With few effective treatments, Mr. Frazier joined the Pittsburgh Area Peripheral Neuropathy Support Group that meets the third Wednesday of each month April through October at the Brush Creek Evangelical Lutheran Church in Irwin. Members discuss treatments, exchange tips and listen to scheduled speakers.

Bill Wilshire, 70, of North Huntingdon faces his own issue with neuropathy, the exact cause of which is unknown. It began when he kept feeling his socks bunching up under his toes. Pulling up those socks never helped because they weren’t actually bunched up.

Eventually the altered feeling of his toes turned to numbness that affected his balance, eventually jeopardizing his ability to walk. But the retired social studies teacher says he’s one of the lucky ones because he feels numbness but little pain.

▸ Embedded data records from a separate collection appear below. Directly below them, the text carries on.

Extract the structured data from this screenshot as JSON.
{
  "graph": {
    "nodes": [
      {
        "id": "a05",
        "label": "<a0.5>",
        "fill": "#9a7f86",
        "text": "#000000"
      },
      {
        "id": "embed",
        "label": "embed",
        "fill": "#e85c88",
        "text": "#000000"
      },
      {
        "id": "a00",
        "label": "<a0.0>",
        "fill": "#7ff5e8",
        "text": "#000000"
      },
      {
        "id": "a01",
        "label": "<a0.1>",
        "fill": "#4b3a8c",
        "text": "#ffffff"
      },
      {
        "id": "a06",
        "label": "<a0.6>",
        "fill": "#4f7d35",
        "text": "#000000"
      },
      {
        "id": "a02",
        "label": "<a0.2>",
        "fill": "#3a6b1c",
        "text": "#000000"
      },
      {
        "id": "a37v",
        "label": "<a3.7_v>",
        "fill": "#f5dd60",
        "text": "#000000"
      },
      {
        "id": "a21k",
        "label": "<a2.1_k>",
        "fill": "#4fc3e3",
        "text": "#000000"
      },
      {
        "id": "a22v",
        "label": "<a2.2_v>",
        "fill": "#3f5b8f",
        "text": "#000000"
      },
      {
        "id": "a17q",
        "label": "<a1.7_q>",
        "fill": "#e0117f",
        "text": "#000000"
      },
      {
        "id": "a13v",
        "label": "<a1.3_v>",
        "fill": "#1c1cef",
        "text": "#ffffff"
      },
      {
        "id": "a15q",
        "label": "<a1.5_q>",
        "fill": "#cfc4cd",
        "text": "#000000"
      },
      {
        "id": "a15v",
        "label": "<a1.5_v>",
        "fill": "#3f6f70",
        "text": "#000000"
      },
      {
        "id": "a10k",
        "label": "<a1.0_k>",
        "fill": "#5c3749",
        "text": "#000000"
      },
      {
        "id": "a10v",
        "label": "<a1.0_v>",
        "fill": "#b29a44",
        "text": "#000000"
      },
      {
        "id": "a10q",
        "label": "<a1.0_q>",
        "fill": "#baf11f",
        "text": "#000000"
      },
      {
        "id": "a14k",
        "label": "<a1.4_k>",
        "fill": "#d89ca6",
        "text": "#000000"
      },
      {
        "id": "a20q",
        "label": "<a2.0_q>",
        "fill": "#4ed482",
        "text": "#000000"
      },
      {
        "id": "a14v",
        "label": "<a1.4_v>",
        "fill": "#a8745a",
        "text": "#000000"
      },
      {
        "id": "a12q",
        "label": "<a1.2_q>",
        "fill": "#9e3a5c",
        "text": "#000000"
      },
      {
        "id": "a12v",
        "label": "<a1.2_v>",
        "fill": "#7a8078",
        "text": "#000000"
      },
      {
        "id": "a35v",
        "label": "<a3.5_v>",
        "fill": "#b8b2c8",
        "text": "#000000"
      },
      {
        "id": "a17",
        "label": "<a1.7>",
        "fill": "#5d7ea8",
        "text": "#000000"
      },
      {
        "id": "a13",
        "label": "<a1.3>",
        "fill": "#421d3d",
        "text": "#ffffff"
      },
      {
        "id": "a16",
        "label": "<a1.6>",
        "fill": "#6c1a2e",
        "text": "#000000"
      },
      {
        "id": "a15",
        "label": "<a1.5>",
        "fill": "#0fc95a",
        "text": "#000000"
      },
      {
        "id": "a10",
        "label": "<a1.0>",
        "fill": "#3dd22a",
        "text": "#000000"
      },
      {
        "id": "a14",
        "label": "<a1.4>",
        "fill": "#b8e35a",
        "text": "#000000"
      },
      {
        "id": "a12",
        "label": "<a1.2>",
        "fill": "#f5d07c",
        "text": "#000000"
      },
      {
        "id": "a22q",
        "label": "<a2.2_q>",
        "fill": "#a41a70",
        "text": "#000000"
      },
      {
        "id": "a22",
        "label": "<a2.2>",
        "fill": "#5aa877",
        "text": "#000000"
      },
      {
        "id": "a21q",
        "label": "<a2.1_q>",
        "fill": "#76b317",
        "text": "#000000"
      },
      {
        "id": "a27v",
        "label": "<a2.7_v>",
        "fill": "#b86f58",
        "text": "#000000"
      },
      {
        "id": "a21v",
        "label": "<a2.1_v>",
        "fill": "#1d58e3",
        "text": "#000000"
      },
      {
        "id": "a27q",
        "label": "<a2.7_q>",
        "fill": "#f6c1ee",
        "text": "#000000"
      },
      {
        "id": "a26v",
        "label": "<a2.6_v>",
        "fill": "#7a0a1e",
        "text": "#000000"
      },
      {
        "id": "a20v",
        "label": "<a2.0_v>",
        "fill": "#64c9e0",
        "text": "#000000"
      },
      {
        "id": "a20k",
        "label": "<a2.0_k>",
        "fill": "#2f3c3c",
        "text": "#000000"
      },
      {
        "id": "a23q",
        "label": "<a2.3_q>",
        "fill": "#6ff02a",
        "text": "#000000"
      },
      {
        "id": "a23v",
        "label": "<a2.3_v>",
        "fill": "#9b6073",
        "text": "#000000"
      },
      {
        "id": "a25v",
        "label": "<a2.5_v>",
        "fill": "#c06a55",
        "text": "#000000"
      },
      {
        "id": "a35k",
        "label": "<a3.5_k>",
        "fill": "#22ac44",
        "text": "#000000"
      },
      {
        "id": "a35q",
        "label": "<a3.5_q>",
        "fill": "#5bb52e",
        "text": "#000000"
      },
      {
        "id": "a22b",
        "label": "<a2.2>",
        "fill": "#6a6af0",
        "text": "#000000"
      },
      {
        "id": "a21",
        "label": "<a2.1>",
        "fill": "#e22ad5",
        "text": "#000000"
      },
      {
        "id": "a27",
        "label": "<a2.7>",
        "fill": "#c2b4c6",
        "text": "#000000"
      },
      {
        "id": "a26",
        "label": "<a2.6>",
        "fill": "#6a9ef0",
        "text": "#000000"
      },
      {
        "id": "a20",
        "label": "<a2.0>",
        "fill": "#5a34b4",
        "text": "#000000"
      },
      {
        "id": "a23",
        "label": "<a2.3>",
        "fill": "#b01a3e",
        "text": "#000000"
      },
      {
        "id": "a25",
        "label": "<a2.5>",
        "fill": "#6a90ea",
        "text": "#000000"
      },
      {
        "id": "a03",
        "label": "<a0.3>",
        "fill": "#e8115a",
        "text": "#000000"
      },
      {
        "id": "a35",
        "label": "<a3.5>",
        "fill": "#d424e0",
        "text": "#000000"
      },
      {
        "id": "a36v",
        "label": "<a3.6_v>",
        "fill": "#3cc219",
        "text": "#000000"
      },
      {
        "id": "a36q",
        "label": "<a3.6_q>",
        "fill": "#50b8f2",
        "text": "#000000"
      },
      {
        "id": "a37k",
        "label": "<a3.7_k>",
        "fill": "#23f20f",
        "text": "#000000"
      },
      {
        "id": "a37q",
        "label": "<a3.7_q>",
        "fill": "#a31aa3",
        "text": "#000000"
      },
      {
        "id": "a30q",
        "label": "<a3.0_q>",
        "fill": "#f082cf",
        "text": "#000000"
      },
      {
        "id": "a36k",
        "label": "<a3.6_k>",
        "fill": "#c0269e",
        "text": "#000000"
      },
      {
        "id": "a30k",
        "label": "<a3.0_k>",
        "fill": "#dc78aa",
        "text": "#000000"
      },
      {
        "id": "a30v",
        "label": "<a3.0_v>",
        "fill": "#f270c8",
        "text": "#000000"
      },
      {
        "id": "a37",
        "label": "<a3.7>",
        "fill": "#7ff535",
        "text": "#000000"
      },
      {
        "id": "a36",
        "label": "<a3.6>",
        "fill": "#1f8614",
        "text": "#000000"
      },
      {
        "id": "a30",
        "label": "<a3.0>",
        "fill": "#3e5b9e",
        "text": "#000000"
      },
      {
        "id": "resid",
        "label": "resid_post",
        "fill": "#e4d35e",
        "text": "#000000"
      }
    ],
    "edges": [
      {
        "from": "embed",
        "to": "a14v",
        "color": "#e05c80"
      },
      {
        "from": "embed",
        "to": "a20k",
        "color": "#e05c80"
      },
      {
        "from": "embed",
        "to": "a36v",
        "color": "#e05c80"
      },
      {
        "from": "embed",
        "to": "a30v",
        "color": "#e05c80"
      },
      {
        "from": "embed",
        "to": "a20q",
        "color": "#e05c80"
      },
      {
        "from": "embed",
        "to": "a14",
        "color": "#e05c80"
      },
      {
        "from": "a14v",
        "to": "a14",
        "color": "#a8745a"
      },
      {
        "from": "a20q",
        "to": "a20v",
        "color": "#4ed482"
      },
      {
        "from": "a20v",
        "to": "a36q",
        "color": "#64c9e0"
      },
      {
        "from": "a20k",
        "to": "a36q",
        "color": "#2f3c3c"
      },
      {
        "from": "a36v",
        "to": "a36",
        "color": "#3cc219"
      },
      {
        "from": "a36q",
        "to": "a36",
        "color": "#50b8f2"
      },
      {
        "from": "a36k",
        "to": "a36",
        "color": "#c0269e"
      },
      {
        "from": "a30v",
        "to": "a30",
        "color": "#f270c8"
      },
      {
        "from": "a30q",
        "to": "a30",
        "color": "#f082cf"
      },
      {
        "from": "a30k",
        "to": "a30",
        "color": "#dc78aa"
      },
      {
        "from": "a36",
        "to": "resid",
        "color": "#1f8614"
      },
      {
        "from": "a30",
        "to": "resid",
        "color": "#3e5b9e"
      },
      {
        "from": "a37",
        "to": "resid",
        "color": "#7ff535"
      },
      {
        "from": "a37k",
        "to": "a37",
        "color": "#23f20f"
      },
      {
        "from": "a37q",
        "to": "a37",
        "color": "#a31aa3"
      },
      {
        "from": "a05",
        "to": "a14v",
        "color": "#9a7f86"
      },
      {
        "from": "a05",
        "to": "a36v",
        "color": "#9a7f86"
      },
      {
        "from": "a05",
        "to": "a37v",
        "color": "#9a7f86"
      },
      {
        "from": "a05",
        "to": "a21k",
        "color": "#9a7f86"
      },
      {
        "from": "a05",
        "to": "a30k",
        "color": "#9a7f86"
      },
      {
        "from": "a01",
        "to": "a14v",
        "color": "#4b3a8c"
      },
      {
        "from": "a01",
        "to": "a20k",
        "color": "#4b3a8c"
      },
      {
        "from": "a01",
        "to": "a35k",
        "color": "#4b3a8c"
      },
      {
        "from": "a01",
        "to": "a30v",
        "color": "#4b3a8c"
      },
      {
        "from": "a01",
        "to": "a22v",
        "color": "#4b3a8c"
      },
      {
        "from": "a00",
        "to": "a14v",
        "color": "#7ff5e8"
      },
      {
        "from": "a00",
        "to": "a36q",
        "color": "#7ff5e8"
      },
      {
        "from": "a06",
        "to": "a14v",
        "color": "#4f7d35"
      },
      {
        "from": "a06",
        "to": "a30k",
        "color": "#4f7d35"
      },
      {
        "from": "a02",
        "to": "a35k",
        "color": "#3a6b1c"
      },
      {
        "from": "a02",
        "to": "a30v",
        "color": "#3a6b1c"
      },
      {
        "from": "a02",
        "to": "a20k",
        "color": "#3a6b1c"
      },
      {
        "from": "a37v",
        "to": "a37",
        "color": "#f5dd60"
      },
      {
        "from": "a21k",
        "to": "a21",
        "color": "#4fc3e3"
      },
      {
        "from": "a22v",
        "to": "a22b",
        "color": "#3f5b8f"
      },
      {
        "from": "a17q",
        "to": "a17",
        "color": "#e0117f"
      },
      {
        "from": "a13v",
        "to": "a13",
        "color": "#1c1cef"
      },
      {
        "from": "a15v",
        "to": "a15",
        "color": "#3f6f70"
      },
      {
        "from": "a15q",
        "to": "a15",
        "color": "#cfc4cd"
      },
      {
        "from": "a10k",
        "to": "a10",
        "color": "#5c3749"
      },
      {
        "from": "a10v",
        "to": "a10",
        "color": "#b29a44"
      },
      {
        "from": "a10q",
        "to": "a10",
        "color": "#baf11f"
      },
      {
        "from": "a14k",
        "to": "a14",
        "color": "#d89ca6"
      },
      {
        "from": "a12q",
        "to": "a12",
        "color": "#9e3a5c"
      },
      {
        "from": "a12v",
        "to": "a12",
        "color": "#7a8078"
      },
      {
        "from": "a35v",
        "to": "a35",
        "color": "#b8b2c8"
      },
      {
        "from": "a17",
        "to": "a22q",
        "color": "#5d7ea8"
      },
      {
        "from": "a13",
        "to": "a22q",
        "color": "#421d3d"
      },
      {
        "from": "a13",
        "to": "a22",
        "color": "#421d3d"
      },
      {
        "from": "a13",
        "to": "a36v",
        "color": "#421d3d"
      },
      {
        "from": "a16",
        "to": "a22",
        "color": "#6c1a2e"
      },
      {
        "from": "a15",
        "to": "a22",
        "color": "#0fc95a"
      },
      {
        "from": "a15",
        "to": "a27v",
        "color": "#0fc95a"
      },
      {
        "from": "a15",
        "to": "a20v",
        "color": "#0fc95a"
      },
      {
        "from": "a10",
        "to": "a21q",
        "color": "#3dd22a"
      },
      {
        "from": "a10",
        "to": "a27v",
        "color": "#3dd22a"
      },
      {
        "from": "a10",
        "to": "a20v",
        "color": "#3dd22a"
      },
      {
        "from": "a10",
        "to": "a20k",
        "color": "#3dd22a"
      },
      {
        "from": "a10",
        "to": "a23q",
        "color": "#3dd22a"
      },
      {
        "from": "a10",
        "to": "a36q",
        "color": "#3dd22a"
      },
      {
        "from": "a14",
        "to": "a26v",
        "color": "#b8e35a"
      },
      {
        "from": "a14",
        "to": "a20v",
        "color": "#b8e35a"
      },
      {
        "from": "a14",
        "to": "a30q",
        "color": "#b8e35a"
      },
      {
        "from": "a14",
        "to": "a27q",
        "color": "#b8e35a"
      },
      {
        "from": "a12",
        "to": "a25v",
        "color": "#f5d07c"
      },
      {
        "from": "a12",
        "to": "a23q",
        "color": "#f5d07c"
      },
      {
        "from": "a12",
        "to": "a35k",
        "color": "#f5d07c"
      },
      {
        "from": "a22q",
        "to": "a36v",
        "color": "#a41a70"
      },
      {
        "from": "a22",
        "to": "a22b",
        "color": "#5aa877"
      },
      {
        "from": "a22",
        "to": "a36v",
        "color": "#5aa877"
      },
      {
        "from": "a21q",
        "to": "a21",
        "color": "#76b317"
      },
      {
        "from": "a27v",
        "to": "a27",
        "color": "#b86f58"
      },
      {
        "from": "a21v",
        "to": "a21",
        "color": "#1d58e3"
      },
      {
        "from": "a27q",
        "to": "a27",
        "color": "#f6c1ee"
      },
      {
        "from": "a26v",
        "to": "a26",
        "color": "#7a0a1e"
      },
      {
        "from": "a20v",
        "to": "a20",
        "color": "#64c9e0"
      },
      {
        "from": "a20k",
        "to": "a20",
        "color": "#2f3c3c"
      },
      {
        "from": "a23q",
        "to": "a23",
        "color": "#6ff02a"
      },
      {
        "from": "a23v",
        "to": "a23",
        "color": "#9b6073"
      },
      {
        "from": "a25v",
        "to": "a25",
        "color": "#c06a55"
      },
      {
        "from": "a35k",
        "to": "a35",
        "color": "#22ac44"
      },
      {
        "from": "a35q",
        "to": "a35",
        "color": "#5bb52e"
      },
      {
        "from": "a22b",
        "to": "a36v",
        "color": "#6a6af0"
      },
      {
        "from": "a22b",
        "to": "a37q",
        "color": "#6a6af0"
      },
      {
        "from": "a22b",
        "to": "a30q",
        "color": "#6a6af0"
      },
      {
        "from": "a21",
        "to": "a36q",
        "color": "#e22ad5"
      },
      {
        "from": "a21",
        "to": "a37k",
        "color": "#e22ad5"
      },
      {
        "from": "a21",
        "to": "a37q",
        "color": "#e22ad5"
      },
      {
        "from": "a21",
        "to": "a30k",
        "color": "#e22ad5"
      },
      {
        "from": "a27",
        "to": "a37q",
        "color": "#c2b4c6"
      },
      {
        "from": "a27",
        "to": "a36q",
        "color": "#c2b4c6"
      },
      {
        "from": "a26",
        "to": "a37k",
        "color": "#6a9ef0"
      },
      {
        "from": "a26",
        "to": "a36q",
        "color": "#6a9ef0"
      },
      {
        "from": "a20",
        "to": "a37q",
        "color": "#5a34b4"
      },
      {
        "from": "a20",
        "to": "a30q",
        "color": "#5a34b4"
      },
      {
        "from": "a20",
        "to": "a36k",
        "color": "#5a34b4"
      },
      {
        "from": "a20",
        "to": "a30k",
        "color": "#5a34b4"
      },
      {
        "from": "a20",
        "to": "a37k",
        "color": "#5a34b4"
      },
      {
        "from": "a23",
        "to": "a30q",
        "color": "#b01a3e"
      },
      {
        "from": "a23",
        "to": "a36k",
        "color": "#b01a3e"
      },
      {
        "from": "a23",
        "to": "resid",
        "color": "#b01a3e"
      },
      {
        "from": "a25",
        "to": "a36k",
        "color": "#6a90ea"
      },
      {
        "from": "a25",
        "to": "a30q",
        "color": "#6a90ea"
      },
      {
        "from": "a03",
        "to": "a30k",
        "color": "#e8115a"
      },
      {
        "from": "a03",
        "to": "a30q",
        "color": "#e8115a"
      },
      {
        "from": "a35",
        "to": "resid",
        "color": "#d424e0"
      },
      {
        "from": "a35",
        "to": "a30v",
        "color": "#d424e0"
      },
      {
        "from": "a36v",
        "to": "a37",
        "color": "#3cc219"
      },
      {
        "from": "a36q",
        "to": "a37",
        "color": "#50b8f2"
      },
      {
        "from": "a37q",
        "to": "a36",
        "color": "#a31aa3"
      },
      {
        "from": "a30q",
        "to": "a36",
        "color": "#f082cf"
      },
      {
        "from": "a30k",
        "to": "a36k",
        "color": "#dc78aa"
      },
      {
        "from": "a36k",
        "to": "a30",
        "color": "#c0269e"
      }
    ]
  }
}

Another member, Gerry Getman, 69, of Peters, was undergoing chemotherapy in 2008 for multiple myeloma that’s in remission when he began feeling tingling in his toes and hands. He expected it to go away, as sometimes occurs with chemo-induced neuropathy. But his tingling progressed into pain and burning in his feet, especially at night.

In time, he, too, lost feeling in his legs, reducing his ability to walk without assistance. Now the retired entrepreneur with a doctoral degree in chemistry says he’s 50 percent disabled and controls the discomfort in his arms and legs by keeping his mind occupied.

“I would describe it as fairly severe,” he said. “I have it 24/​7, but it’s always more intense when my mind is not occupied. I actually try to get pretty close to exhausted. I work on the computer until midnight or 1 in the morning so that I can drift off to sleep.

“I think mine has stabilized, and I’ve developed a lifestyle to deal with it quite effectively,” he said. “I mean, you have to. Life goes on.”